Slow and steady is very much the MO here – occasionally that’s a curse, like when you’re hungry and literally have to watch your food cook in front of you – but mostly it’s a boon, because it sets The Teppanroom apart from its peers most distinctively. It’s common to see the grill used a little artlessly to stir-fry, but Liu’s canvas is so perfectly organised it’s almost a little obsessivecompulsive. For a prawn and Hokkaido scallop appetiser, the seafood elements are neatly arrayed in their own areas and painstakingly stacked over a shiso leaf (a brilliant flavour and easy enhancement to any dish, but particularly so here), before being unceremoniously devoured by me. Even dessert – a slice of pineapple flambéed with tequila, then dressed with black pepper and coconut ice cream – is an exact tableside performance, precisely timed and measured. And never have you seen such neatly tossed fried rice. The Teppanroom’s version is infused with green-tea powder, and the chef delicately lines up sunny-side-up quail eggs on the grill so each bowl of rice gets its own personal topper.
If your belly isn’t grumbling, the song and dance is a delight to witness; for those who don’t mind a good rumble in the kitchen, it also provides no shortage of inspiration (I certainly had a few shiso-leaf-motivated brainwaves throughout the meal, as well as a definite eureka moment at first taste of the wasabi-apple purée).

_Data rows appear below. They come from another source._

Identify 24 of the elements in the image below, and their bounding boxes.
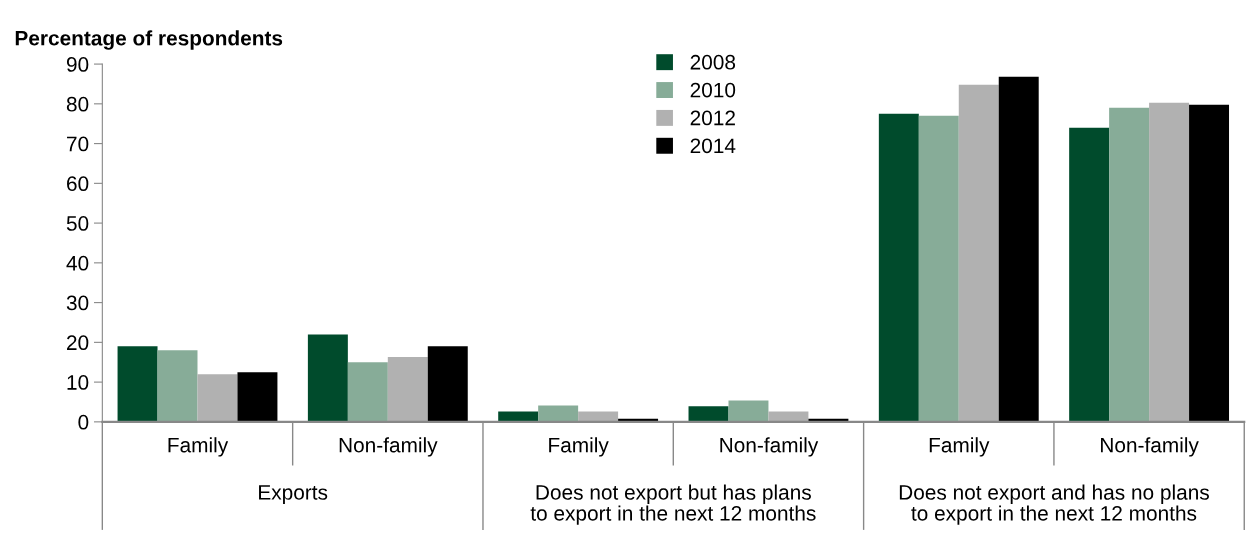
- y-tick-label: 30: [66, 295, 89, 311]
- x-tick-label: Family: [549, 437, 609, 457]
- legend-label: 2012: [690, 110, 735, 126]
- legend-label: 2008: [690, 54, 736, 70]
- y-tick-label: 80: [66, 96, 89, 112]
- x-tick-label: Non-family: [1101, 437, 1199, 457]
- y-tick-label: 40: [66, 255, 89, 271]
- y-tick-label: 70: [67, 136, 89, 152]
- y-tick-label: 20: [67, 335, 89, 351]
- y-axis-title: Percentage of respondents: [15, 30, 283, 50]
- text: Does not export and has no plans to export in the next 12 months: [899, 484, 1209, 525]
- y-tick-label: 50: [66, 216, 89, 231]
- text: Exports: [259, 485, 328, 504]
- legend-label: 2014: [690, 138, 736, 154]
- y-tick-label: 60: [67, 176, 89, 192]
- y-tick-label: 90: [66, 57, 89, 72]
- x-tick-label: Family: [929, 437, 990, 457]
- y-tick-label: 0: [78, 414, 89, 430]
- x-tick-label: Non-family: [720, 437, 819, 457]
- y-tick-label: 10: [67, 375, 89, 390]
- legend-label: 2010: [690, 82, 736, 98]
- x-tick-label: Non-family: [339, 437, 438, 457]
- text: Does not export but has plans to export in the next 12 months: [530, 484, 816, 525]
- x-tick-label: Family: [168, 437, 229, 457]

Just as important as the food in this type of environment is the chef interaction – certainly, if you must forgo facing your dining companions to watch Liu at work, he’d better make it worth your while. He does, not only with his concentrated efforts on the grill, but with a quiet humour and genial demeanour, as well as a mean knowledge of ingredients. Quiz him on the fresh produce that lines the shelves in baskets behind the counter, or on the type of salt served, or on the classification methodology used on the cuts of beef in the clear fridge. No true foodie will turn down the opportunity to delve into the provenance and science of the food presented to him or her. I certainly didn’t. And while I could share the answers to all those questions here…I’ll allow you, dear reader, the pleasure of asking them yourself.